W środę (25.03.2020) Jacek Międlar był gościem telewizji wRealu24. W rozmowie z Krzysztofem Lechem Łukszą odniósł się do restrykcyjnych obostrzeń wprowadzonych we wtorek przez polski rząd w związku z epidemią koronawirusa. Wskazał, że niektóre z nich są zbyt restrykcyjne, np. ograniczenia nałożone na wiernych, którzy chcieliby wziąć udział we mszy. Ich liczbę ograniczono do 5 osób, a jak wskazuje Jacek „kościoły to nie są małe klitki”, a więc można utrzymać odstępy między wiernymi przy 50 osobach. Zdaniem Międlara decyzja rządu jest w tym przypadku podyktowana lękiem przed krytyką środowisk lewicowych.
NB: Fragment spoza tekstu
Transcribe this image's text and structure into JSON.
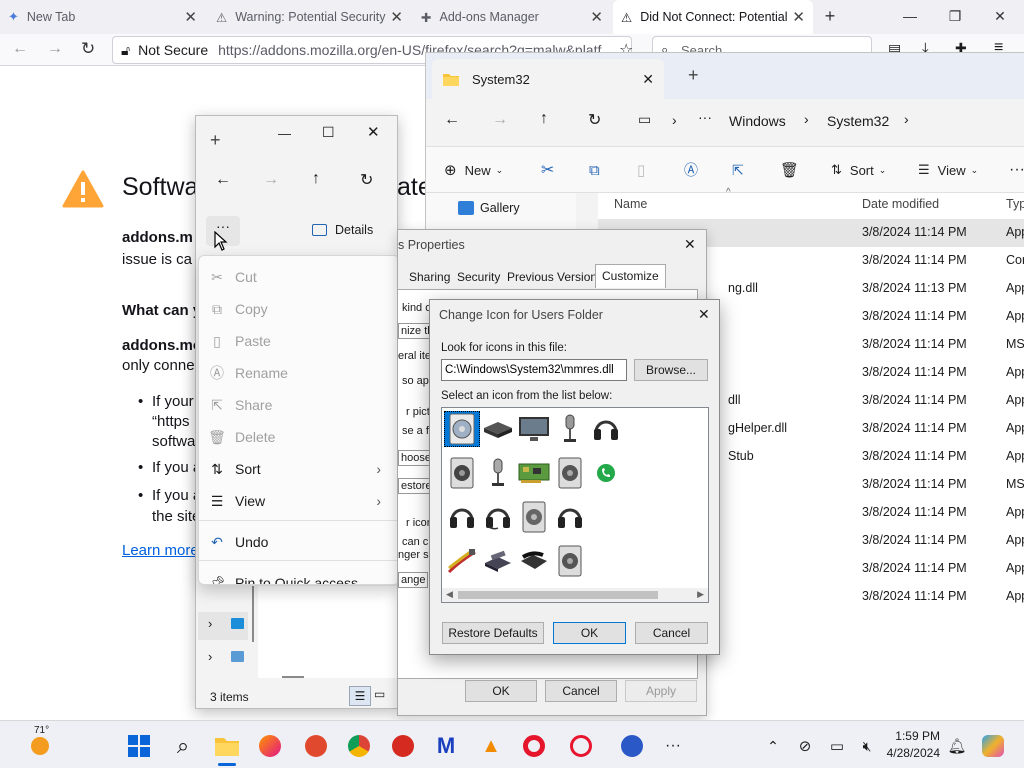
{
  "browser": {
    "tabs": [
      {
        "label": "New Tab"
      },
      {
        "label": "Warning: Potential Security"
      },
      {
        "label": "Add-ons Manager"
      },
      {
        "label": "Did Not Connect: Potential"
      }
    ],
    "not_secure": "Not Secure",
    "url": "https://addons.mozilla.org/en-US/firefox/search?q=malw&platf",
    "search_placeholder": "Search"
  },
  "page": {
    "heading": "Softwa",
    "heading_tail": "ate",
    "p1_bold": "addons.m",
    "p1_rest": "issue is ca",
    "h2": "What can y",
    "p2_bold": "addons.mo",
    "p2_rest": "only conne",
    "bullet1_a": "If your",
    "bullet1_b": "“https",
    "bullet1_c": "softwa",
    "bullet2": "If you a",
    "bullet3_a": "If you a",
    "bullet3_b": "the site",
    "learn_more": "Learn more"
  },
  "explorer_main": {
    "tab_title": "System32",
    "breadcrumb": [
      "Windows",
      "System32"
    ],
    "commands": {
      "new": "New",
      "sort": "Sort",
      "view": "View"
    },
    "sidebar_gallery": "Gallery",
    "columns": {
      "name": "Name",
      "date": "Date modified",
      "type": "Typ"
    },
    "rows": [
      {
        "name": "",
        "date": "3/8/2024 11:14 PM",
        "type": "App"
      },
      {
        "name": "",
        "date": "3/8/2024 11:14 PM",
        "type": "Cor"
      },
      {
        "name": "ng.dll",
        "date": "3/8/2024 11:13 PM",
        "type": "App"
      },
      {
        "name": "",
        "date": "3/8/2024 11:14 PM",
        "type": "App"
      },
      {
        "name": "",
        "date": "3/8/2024 11:14 PM",
        "type": "MS"
      },
      {
        "name": "",
        "date": "3/8/2024 11:14 PM",
        "type": "App"
      },
      {
        "name": "dll",
        "date": "3/8/2024 11:14 PM",
        "type": "App"
      },
      {
        "name": "gHelper.dll",
        "date": "3/8/2024 11:14 PM",
        "type": "App"
      },
      {
        "name": "Stub",
        "date": "3/8/2024 11:14 PM",
        "type": "App"
      },
      {
        "name": "",
        "date": "3/8/2024 11:14 PM",
        "type": "MS"
      },
      {
        "name": "",
        "date": "3/8/2024 11:14 PM",
        "type": "App"
      },
      {
        "name": "",
        "date": "3/8/2024 11:14 PM",
        "type": "App"
      },
      {
        "name": "",
        "date": "3/8/2024 11:14 PM",
        "type": "App"
      },
      {
        "name": "",
        "date": "3/8/2024 11:14 PM",
        "type": "App"
      }
    ]
  },
  "explorer_small": {
    "details_label": "Details",
    "status_items": "3 items"
  },
  "context_menu": {
    "items": [
      {
        "label": "Cut"
      },
      {
        "label": "Copy"
      },
      {
        "label": "Paste"
      },
      {
        "label": "Rename"
      },
      {
        "label": "Share"
      },
      {
        "label": "Delete"
      },
      {
        "label": "Sort"
      },
      {
        "label": "View"
      },
      {
        "label": "Undo"
      },
      {
        "label": "Pin to Quick access"
      }
    ]
  },
  "properties_dialog": {
    "title": "s Properties",
    "tabs": [
      "Sharing",
      "Security",
      "Previous Versions",
      "Customize"
    ],
    "fragments": [
      "kind o",
      "nize thi",
      "eral ite",
      "so app",
      "r pictur",
      "se a fil",
      "hoose",
      "estore",
      "r icons",
      "can ch",
      "nger sh",
      "ange"
    ],
    "ok": "OK",
    "cancel": "Cancel",
    "apply": "Apply"
  },
  "change_icon_dialog": {
    "title": "Change Icon for Users Folder",
    "look_label": "Look for icons in this file:",
    "file_path": "C:\\Windows\\System32\\mmres.dll",
    "browse": "Browse...",
    "select_label": "Select an icon from the list below:",
    "restore": "Restore Defaults",
    "ok": "OK",
    "cancel": "Cancel"
  },
  "taskbar": {
    "weather_temp": "71°",
    "time": "1:59 PM",
    "date": "4/28/2024"
  }
}
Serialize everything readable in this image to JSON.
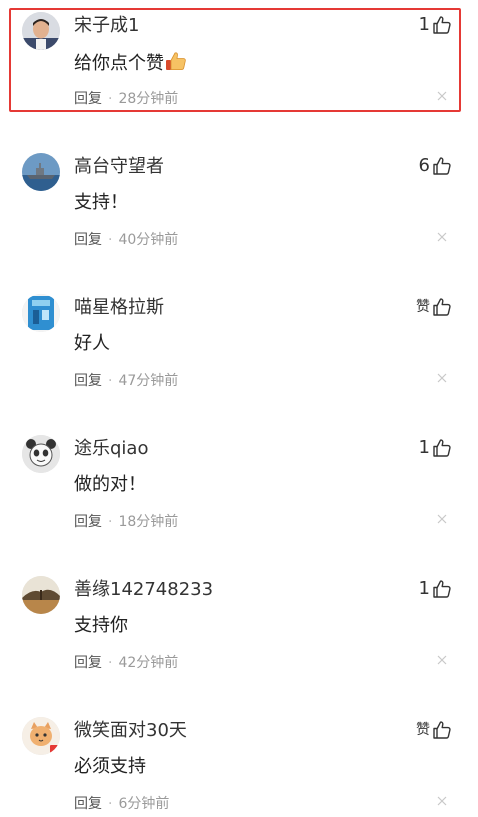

Jacek wskazał, że pandemia koronawirusa stworzyła sytuację graniczną. W takiej sytuacji ludzie i organizacje zdejmują maski i pokazują swoje prawdziwe oblicze. W sytuacji granicznej okazało się, że Unia Europejska nie jest przydatna i potrzebna, a państwa narodowe muszą istnieć, ponieważ to one okazały się skutecznym narzędziem do walki z epidemią. – A gdzie w dobie tego kryzysu są organizacje lewicowe, które w dobie komfortu promują marksizm, nihilizm i antywartości? Okazuje się, że to, co one promują, nie jest nam do niczego potrzebne w dobie kryzysu. To jest na antypodach wobec ludzkich potrzeb – mówi Międlar.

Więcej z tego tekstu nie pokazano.